Order Definitions

Enter and Cancel Order:

All orders, except Market Orders, can be cancelled and replaced with a different order unless filled prior to cancellation.

Fill or Kill Order:

The fill or kill order is used by customers wishing an immediate fill, but at a specified price. The floor broker will bid or offer the order three times and immediately return either a fill or an unable.

Good Until Cancelled Order:

Used in conjunction with a Limit or Stop order. Order will remain valid and worked until client cancels order, or it is filled, or contract expires.

Limit Order:

The limit order is an order to buy or sell at a designated price. Limit Orders to buy are placed below the market while limit orders to sell are placed above the market. Since the market may never get high enough or low enough to trigger a limit order, a customer may miss the market if he uses a limit order. (Even though you may see the market touch a limit price several times, this does not guarantee or earn the customer a fill at that price.)

Market If Touched Order:

MITs are the opposite of stop orders. Buy MITs are placed below the market and Sell MITs are placed above the market. An MIT order is usually used to enter the market or initiate a trade. An MIT order is similar to a limit order in that a specific price is placed on the order. However, an MIT order becomes a market order once the limit price is touched or passed through. An execution may be at, above, or below the originally specified price. An MIT order will not be executed if the market fails to touch the MIT specified price.

Market Order:

The market order is the most frequently used order. It is the best order to use once you have made a decision about opening or closing a position. It prevents the customer from having to chase a market or trying to get in or out of a position. The market order is executed at the best possible price obtainable at the time the order reaches the trading pit.

Market on Close:

This is an order that will be filled during the final seconds of trading at whatever price is available.

Market on Opening Order:

This is an order that the client wishes to be executed during the opening range of trading at the best possible price obtainable within the opening range. Not all exchanges recognize this type of order. One such exchange is the Chicago Board of Trade.

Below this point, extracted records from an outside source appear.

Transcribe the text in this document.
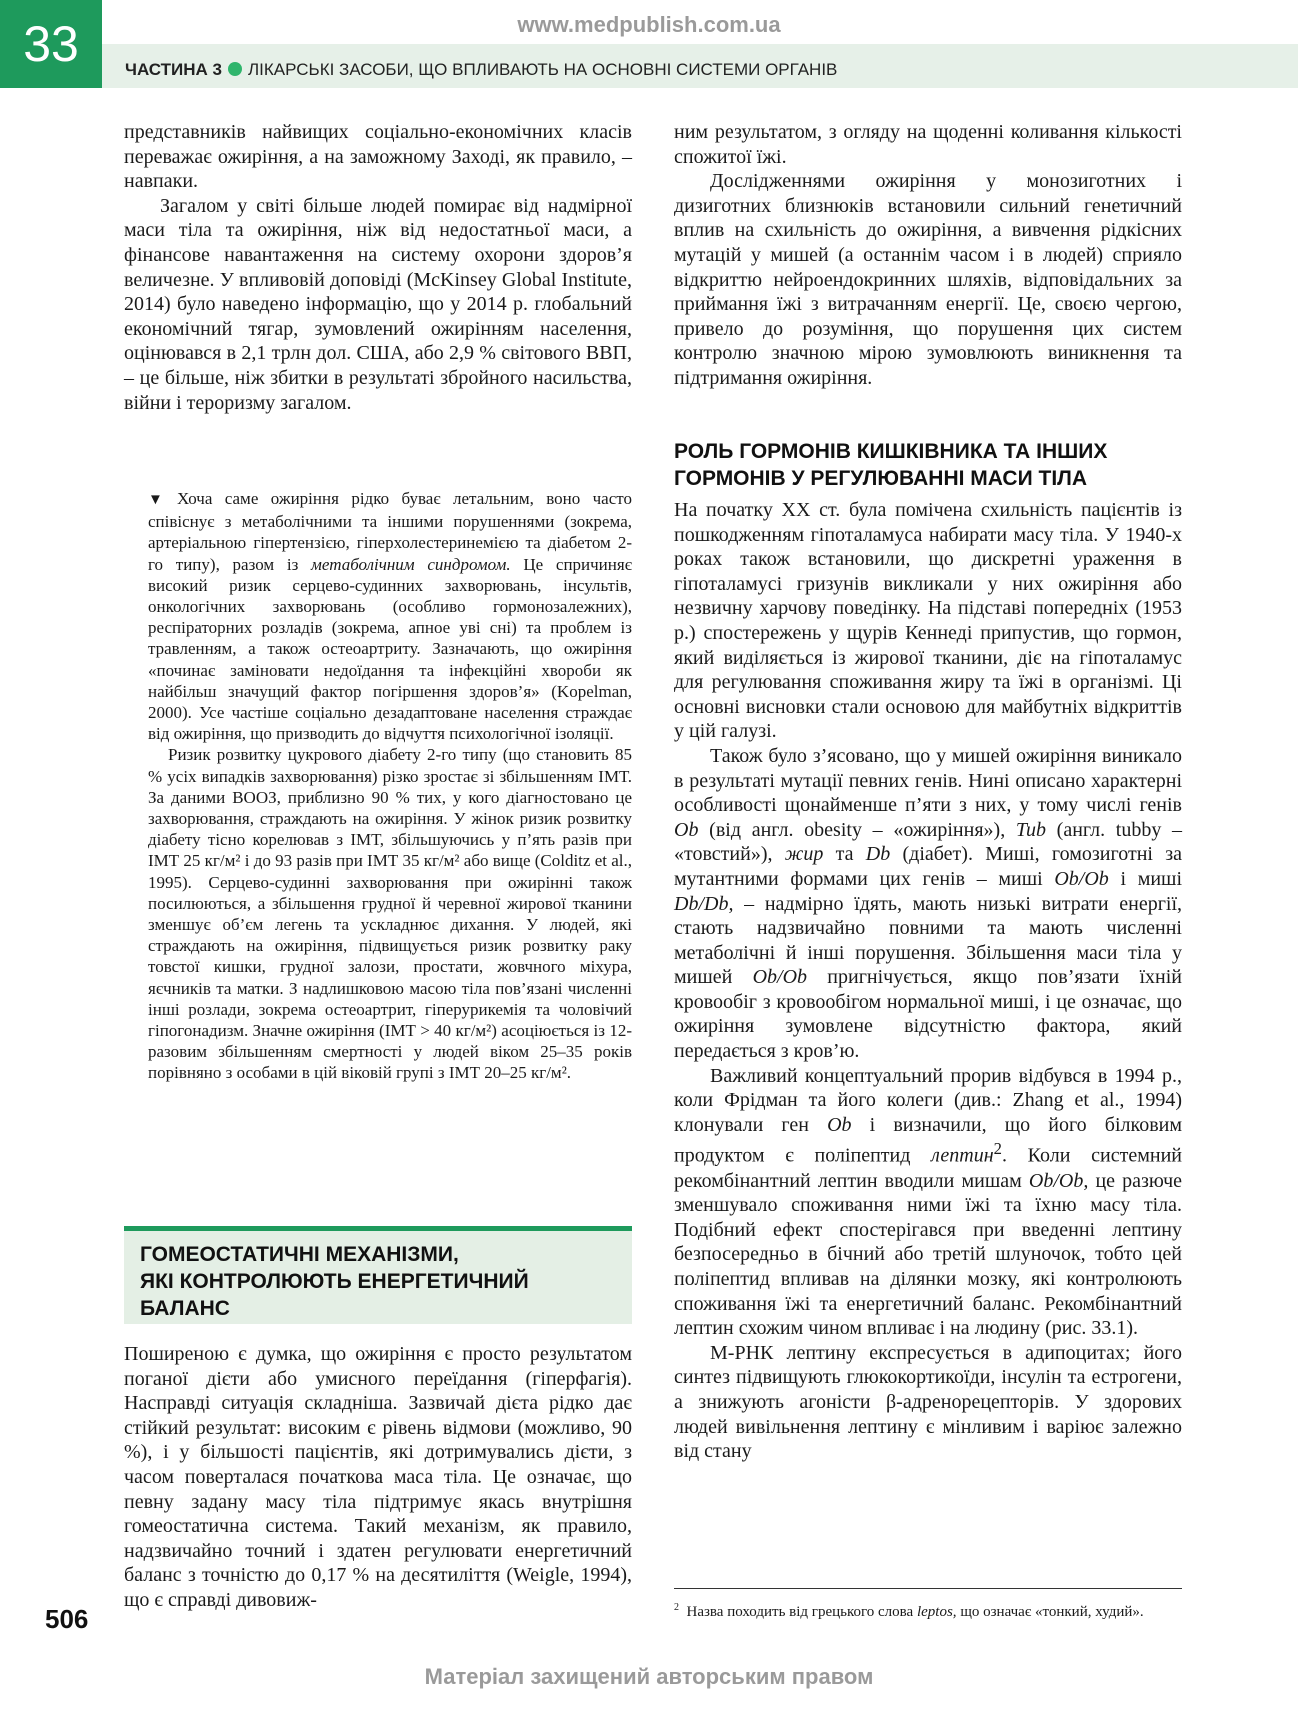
www.medpublish.com.ua
33	ЧАСТИНА 3 ЛІКАРСЬКІ ЗАСОБИ, ЩО ВПЛИВАЮТЬ НА ОСНОВНІ СИСТЕМИ ОРГАНІВ

представників найвищих соціально-економічних класів переважає ожиріння, а на заможному Заході, як правило, – навпаки.

Загалом у світі більше людей помирає від надмірної маси тіла та ожиріння, ніж від недостатньої маси, а фінансове навантаження на систему охорони здоров’я величезне. У впливовій доповіді (McKinsey Global Institute, 2014) було наведено інформацію, що у 2014 р. глобальний економічний тягар, зумовлений ожирінням населення, оцінювався в 2,1 трлн дол. США, або 2,9 % світового ВВП, – це більше, ніж збитки в результаті збройного насильства, війни і тероризму загалом.

▼ Хоча саме ожиріння рідко буває летальним, воно часто співіснує з метаболічними та іншими порушеннями (зокрема, артеріальною гіпертензією, гіперхолестеринемією та діабетом 2-го типу), разом із метаболічним синдромом. Це спричиняє високий ризик серцево-судинних захворювань, інсультів, онкологічних захворювань (особливо гормонозалежних), респіраторних розладів (зокрема, апное уві сні) та проблем із травленням, а також остеоартриту. Зазначають, що ожиріння «починає заміновати недоїдання та інфекційні хвороби як найбільш значущий фактор погіршення здоров’я» (Kopelman, 2000). Усе частіше соціально дезадаптоване населення страждає від ожиріння, що призводить до відчуття психологічної ізоляції.

Ризик розвитку цукрового діабету 2-го типу (що становить 85 % усіх випадків захворювання) різко зростає зі збільшенням ІМТ. За даними ВООЗ, приблизно 90 % тих, у кого діагностовано це захворювання, страждають на ожиріння. У жінок ризик розвитку діабету тісно корелював з ІМТ, збільшуючись у п’ять разів при ІМТ 25 кг/м² і до 93 разів при ІМТ 35 кг/м² або вище (Colditz et al., 1995). Серцево-судинні захворювання при ожирінні також посилюються, а збільшення грудної й черевної жирової тканини зменшує об’єм легень та ускладнює дихання. У людей, які страждають на ожиріння, підвищується ризик розвитку раку товстої кишки, грудної залози, простати, жовчного міхура, яєчників та матки. З надлишковою масою тіла пов’язані численні інші розлади, зокрема остеоартрит, гіперурикемія та чоловічий гіпогонадизм. Значне ожиріння (ІМТ > 40 кг/м²) асоціюється із 12-разовим збільшенням смертності у людей віком 25–35 років порівняно з особами в цій віковій групі з ІМТ 20–25 кг/м².

ГОМЕОСТАТИЧНІ МЕХАНІЗМИ,
ЯКІ КОНТРОЛЮЮТЬ ЕНЕРГЕТИЧНИЙ
БАЛАНС

Поширеною є думка, що ожиріння є просто результатом поганої дієти або умисного переїдання (гіперфагія). Насправді ситуація складніша. Зазвичай дієта рідко дає стійкий результат: високим є рівень відмови (можливо, 90 %), і у більшості пацієнтів, які дотримувались дієти, з часом поверталася початкова маса тіла. Це означає, що певну задану масу тіла підтримує якась внутрішня гомеостатична система. Такий механізм, як правило, надзвичайно точний і здатен регулювати енергетичний баланс з точністю до 0,17 % на десятиліття (Weigle, 1994), що є справді дивовиж-

ним результатом, з огляду на щоденні коливання кількості спожитої їжі.

Дослідженнями ожиріння у монозиготних і дизиготних близнюків встановили сильний генетичний вплив на схильність до ожиріння, а вивчення рідкісних мутацій у мишей (а останнім часом і в людей) сприяло відкриттю нейроендокринних шляхів, відповідальних за приймання їжі з витрачанням енергії. Це, своєю чергою, привело до розуміння, що порушення цих систем контролю значною мірою зумовлюють виникнення та підтримання ожиріння.

РОЛЬ ГОРМОНІВ КИШКІВНИКА ТА ІНШИХ
ГОРМОНІВ У РЕГУЛЮВАННІ МАСИ ТІЛА

На початку ХХ ст. була помічена схильність пацієнтів із пошкодженням гіпоталамуса набирати масу тіла. У 1940-х роках також встановили, що дискретні ураження в гіпоталамусі гризунів викликали у них ожиріння або незвичну харчову поведінку. На підставі попередніх (1953 р.) спостережень у щурів Кеннеді припустив, що гормон, який виділяється із жирової тканини, діє на гіпоталамус для регулювання споживання жиру та їжі в організмі. Ці основні висновки стали основою для майбутніх відкриттів у цій галузі.

Також було з’ясовано, що у мишей ожиріння виникало в результаті мутації певних генів. Нині описано характерні особливості щонайменше п’яти з них, у тому числі генів Ob (від англ. obesity – «ожиріння»), Tub (англ. tubby – «товстий»), жир та Db (діабет). Миші, гомозиготні за мутантними формами цих генів – миші Ob/Ob і миші Db/Db, – надмірно їдять, мають низькі витрати енергії, стають надзвичайно повними та мають численні метаболічні й інші порушення. Збільшення маси тіла у мишей Ob/Ob пригнічується, якщо пов’язати їхній кровообіг з кровообігом нормальної миші, і це означає, що ожиріння зумовлене відсутністю фактора, який передається з кров’ю.

Важливий концептуальний прорив відбувся в 1994 р., коли Фрідман та його колеги (див.: Zhang et al., 1994) клонували ген Ob і визначили, що його білковим продуктом є поліпептид лептин$^2$. Коли системний рекомбінантний лептин вводили мишам Ob/Ob, це разюче зменшувало споживання ними їжі та їхню масу тіла. Подібний ефект спостерігався при введенні лептину безпосередньо в бічний або третій шлуночок, тобто цей поліпептид впливав на ділянки мозку, які контролюють споживання їжі та енергетичний баланс. Рекомбінантний лептин схожим чином впливає і на людину (рис. 33.1).

М-РНК лептину експресується в адипоцитах; його синтез підвищують глюкокортикоїди, інсулін та естрогени, а знижують агоністи β-адренорецепторів. У здорових людей вивільнення лептину є мінливим і варіює залежно від стану

$^2$ Назва походить від грецького слова leptos, що означає «тонкий, худий».
506
Матеріал захищений авторським правом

One Cancels the Other Order (OCO) - One (order) Cancels (the) Other:

As an example, with the market trading at 7800 you want to buy at 7600 Limit (lower), or on an upside breakout at 7900 Stop (higher), Buy 1 Dec DJIA 7600 on a Limit, OCO Buy 1 Dec DJIA 7900 Stop. When one order is executed, the other is automatically cancelled.

Or Better Order:

The pit broker is obligated to get the best possible price for the client. Putting an OB on an order does not cause him to work harder. If the price is NOT OB, the broker is irate because he is paying special attention to a ticket that does not deserve it. Think of OB as MARKET with a LIMIT. If the price does not have an OB next to it, and the market is considerably better, the pit broker may question the runner to see if the order should have been a stop. They will return the order for clarification which could delay the filling of the order and possibly change the results of the fill. ONLY USE "OR BETTER" IF THE MARKET IS "OR BETTER."

Stop Limit Order:

A stop limit order lists two prices and is an attempt to gain more control over the price at which your stop is filled. The first part of the order is written like the above stop order. The second part of the order specifies a limit price. This indicates that once your stop is triggered, you do not wish to be filled beyond the limit price. Stop limit orders should usually not be used when trying to exit a position. If a customer does not give a limit price, then the stop price and the limit price are meant to be identical.

Spread Order:

The customer wishes to take a simultaneous long and short position in an attempt to profit via the price differential or "spread" between two prices. A spread may be established between different months of the same commodity, between related commodities or between the same or related commodities traded on two different exchanges. A spread order may be entered at the market or you can designate that you wish to be filled when the price difference between the commodities reaches a certain point (or premium). For example: BUY 1 JUNE LIVE CATTLE, SELL 1 AUGUST LIVE CATTLE PLUS 100 TO THE AUGUST SELL SIDE. This means that the customer wants to initiate or liquidate the spread when August Cattle is 100 points higher than June cattle.

Stop Order:

Stop orders may be used for three purposes: to minimize a loss on a long or short position; to protect a profit on an existing long or short position; or to initiate a new long or short position. A buy stop order is placed above the market and a sell stop order is placed below the market. Once the stop price is touched, the order is treated like a market order and will be filled at the best possible price.

Stop Close Order:

The stop price on a stop close only will only be triggered if the market touches the stop during the close of trading. The disadvantage of this order is a fast market in the last few minutes of trading may cause the order to be filled at an undesirable price. It could, however, protect the customer from getting filled during adverse price fluctuations during the course of the day.


Risk Warning: Trading in financial products always involves a risk. As a general rule, you should therefore only trade in financial products if you understand the products and the risks associated with them.